Rebalancing & hot shards
Data grows unevenly; one shard becomes a hotspot while others idle.
Open the interactive version → diagrams, practice & moreThe problem
Data grows unevenly; one shard becomes a hotspot while others idle.
The idea
Detect skew and move data to even it out — ideally without downtime.
How it works
Skew is inevitable — data and traffic grow unevenly, so one shard turns hot while others idle. The robust fix is a fixed large partition count (say 1000 partitions over 10 nodes); rebalancing just reassigns whole partitions to nodes, never re-hashing keys. Online resharding for splits runs in stages: dual-write to old and new, backfill historical data in the background, verify parity, then cut reads over and decommission. A single hot key needs its own fix — split it or replicate it, since no partition scheme helps one key.
The tradeoff
Rebalancing is IO-heavy and risky — moving live data competes with serving traffic, so you throttle it and accept temporary imbalance over a migration storm. Fixed-partition schemes make moves cheap but cap maximum nodes at the partition count. Auto-rebalancing is convenient but can cascade (a move adds load, triggering more moves), so many systems gate it behind human approval.
In the wild
Vitess (YouTube/Slack) automates online resharding of MySQL.
Interview deep dive
Flow
- Pre-split into many fixed partitions across fewer nodes.

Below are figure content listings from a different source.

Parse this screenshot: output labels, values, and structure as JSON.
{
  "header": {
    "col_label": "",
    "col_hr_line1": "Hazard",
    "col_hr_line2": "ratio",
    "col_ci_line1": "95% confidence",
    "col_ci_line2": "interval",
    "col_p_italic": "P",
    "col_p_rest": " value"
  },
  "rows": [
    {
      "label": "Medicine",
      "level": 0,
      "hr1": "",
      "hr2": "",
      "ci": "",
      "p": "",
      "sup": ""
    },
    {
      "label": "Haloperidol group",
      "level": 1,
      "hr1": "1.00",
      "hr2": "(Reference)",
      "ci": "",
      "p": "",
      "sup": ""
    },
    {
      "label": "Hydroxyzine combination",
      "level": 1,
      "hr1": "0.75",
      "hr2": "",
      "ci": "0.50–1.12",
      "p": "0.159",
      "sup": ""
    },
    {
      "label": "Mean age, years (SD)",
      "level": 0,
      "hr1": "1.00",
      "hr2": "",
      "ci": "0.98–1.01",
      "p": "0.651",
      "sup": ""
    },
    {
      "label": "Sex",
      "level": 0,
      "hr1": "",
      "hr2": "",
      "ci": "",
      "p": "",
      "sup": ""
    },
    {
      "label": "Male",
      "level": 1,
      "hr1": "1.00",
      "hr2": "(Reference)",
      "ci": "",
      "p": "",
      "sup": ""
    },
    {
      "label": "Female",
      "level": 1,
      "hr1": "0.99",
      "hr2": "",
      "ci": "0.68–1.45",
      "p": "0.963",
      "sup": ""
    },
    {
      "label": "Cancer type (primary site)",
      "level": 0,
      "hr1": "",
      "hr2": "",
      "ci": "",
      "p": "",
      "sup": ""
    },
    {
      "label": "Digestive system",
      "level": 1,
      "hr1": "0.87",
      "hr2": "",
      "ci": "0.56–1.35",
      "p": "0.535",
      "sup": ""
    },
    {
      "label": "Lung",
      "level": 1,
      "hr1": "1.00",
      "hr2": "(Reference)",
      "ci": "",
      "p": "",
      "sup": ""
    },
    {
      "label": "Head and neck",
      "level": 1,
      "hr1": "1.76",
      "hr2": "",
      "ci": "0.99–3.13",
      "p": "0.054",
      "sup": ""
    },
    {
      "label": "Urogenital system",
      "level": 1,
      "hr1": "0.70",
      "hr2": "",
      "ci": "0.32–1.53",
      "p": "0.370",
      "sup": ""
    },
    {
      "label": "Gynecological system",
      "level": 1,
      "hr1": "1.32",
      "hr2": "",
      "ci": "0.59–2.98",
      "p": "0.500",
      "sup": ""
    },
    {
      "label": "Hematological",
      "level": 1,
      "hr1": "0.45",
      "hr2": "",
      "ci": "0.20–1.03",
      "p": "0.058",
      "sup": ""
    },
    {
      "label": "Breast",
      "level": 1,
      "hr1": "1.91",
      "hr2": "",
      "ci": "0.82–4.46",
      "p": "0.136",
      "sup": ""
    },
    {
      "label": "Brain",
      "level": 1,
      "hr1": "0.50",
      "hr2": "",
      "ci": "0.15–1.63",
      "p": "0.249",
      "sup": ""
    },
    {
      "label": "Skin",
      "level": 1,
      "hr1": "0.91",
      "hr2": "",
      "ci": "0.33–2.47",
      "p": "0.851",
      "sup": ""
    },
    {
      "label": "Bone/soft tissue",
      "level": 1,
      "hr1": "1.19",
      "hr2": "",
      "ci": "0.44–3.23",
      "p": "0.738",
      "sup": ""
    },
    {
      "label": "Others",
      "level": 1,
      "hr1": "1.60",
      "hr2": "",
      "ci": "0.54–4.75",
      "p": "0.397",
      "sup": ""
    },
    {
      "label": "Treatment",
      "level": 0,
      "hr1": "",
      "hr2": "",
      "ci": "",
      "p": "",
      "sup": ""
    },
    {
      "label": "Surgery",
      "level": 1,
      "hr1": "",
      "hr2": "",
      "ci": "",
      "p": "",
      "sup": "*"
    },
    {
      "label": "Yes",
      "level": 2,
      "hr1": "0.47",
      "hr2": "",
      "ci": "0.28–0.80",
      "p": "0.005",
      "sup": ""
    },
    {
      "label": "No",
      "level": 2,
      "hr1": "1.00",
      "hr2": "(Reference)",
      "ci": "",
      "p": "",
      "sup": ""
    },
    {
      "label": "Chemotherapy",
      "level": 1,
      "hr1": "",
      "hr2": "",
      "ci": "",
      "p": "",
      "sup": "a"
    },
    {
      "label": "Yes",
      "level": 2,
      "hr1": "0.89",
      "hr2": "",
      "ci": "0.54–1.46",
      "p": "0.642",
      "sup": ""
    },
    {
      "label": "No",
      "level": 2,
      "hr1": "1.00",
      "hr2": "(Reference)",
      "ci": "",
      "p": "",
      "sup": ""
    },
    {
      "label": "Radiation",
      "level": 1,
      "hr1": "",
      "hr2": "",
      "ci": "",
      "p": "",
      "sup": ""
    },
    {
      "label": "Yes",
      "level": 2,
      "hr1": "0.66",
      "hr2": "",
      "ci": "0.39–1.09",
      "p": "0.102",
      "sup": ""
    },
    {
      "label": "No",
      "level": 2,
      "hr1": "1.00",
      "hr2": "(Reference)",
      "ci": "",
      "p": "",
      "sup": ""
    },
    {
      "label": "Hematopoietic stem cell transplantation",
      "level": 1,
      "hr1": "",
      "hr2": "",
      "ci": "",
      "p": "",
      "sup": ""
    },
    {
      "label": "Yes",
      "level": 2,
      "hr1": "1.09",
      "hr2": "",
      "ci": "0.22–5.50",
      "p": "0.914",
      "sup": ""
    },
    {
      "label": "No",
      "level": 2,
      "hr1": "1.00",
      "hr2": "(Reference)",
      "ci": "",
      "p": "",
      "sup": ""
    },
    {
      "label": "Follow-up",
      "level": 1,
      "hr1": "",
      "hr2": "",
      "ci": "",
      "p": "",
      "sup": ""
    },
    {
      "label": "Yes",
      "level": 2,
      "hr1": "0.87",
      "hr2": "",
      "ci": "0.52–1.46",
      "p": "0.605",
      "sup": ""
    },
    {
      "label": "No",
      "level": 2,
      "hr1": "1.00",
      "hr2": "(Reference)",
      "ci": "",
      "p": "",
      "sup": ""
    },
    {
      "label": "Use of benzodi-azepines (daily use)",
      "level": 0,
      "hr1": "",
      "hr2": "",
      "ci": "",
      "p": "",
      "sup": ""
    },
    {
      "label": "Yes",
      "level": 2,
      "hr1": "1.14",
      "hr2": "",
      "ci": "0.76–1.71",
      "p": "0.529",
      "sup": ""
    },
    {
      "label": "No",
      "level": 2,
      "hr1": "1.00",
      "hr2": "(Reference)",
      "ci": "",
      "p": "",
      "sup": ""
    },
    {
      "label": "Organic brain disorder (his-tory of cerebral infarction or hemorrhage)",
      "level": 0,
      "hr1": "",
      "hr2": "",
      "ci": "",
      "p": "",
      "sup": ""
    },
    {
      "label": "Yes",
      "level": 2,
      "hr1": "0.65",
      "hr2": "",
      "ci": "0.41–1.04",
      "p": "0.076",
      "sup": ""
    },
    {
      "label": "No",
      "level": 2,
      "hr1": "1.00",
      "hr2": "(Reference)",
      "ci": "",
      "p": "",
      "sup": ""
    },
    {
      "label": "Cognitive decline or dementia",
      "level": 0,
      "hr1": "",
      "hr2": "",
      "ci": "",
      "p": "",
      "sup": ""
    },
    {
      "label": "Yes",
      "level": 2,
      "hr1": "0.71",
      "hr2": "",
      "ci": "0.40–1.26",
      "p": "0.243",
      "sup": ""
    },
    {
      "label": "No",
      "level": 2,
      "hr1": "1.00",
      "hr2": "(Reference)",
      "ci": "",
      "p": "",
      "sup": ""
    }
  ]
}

- Detect skew via per-shard load/size metrics.
- Reassign whole partitions, or split via dual-write → backfill → cutover.
- Handle a single hot key separately: split or replicate it.
Watch for
- Re-hashing all keys on every change is the anti-pattern (move partitions).
- A hot single key defeats any partitioning — split/replicate it.
- Auto-rebalance can storm: a move adds load that triggers more moves.
Interviewer trap
Describe online resharding as dual-write → backfill → verify → cutover, not a flip.